Well, it's a little more complicated than just the number of characters in a noun compared to English, for example, the Japanese also have a different grammatical structure than English, so some sentences will use BIG words in Japanese, while others use LESS words. I really don't know Japanese, so please forgive me for using Korean.
In Korean, a sentence is often shorter than an English sentence, mainly because they are abbreviated, using context to fill in the missing words. For example, the expression โI love youโ can be as short as ์ฌ๋ ์ด (โsarangiโ, just the verb โloveโ) or as long as a fully qualified sentence ์ ๋ ๋น์ ์ด ์ด์ ์ด์์ (I [topic] you [object ] love [verb + polite modifier]. In the text, as it is written, depends on the context, which is usually set by the earlier sentences in the paragraph.

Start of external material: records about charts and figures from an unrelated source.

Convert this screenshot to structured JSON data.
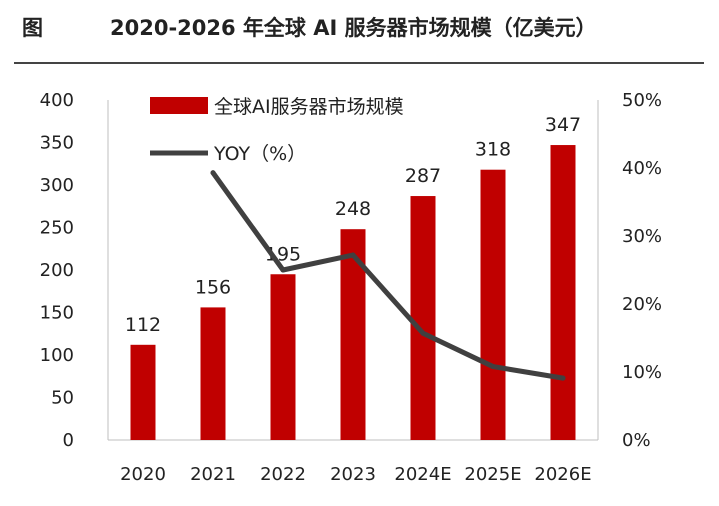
{
  "figure_label": "图",
  "chart_data": {
    "type": "bar",
    "title": "2020-2026 年全球 AI 服务器市场规模（亿美元）",
    "categories": [
      "2020",
      "2021",
      "2022",
      "2023",
      "2024E",
      "2025E",
      "2026E"
    ],
    "series": [
      {
        "name": "全球AI服务器市场规模",
        "type": "bar",
        "axis": "left",
        "color": "#c00000",
        "values": [
          112,
          156,
          195,
          248,
          287,
          318,
          347
        ]
      },
      {
        "name": "YOY（%）",
        "type": "line",
        "axis": "right",
        "color": "#404040",
        "values": [
          null,
          39.3,
          25.0,
          27.2,
          15.7,
          10.8,
          9.1
        ]
      }
    ],
    "y_left": {
      "lim": [
        0,
        400
      ],
      "ticks": [
        0,
        50,
        100,
        150,
        200,
        250,
        300,
        350,
        400
      ]
    },
    "y_right": {
      "lim": [
        0,
        50
      ],
      "ticks": [
        0,
        10,
        20,
        30,
        40,
        50
      ],
      "tick_labels": [
        "0%",
        "10%",
        "20%",
        "30%",
        "40%",
        "50%"
      ]
    },
    "legend": "top-left",
    "grid": false
  }
}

In any case, having an algorithm to actually KNOW would make this kind of thing very difficult, so you are probably much better off just using statistics. What you have to do is use random samples where famous Japanese texts and English texts have the same meaning. The larger the sample (and the more random it is), the better ... although if they are really random, it will not matter much how many hundreds have passed.
Now, another thing, this ratio would completely change to the type of text being translated. For example, a highly technical document is likely to have a much higher length factor in Japanese / English than a boring novel.
Regarding the simple use of your dictionary of verbal translations - this probably won't work (and probably wrong). The same word does not translate into the same word every time in a different language (although it happens much more often in technical discussions). For example, the word is beautiful. There are not only a few words that I could assign in Korean (i.e. there is a choice), but sometimes I lose that choice, as in the sentence (that the food is fine), where I do not mean that the food looks good . I mean, it tastes good, and my translation for this word is changing. And this is a VERY common circumstance.
Another big problem is optimal translation. Something that a person is really bad, and something that computers are much worse. Whenever I correct a document translated from another text into English, I always see various ways to reduce it much shorter.
So, despite the statistics, you could work out a pretty good average length ratio between translations, it would be far from the same as if all translations were optimal.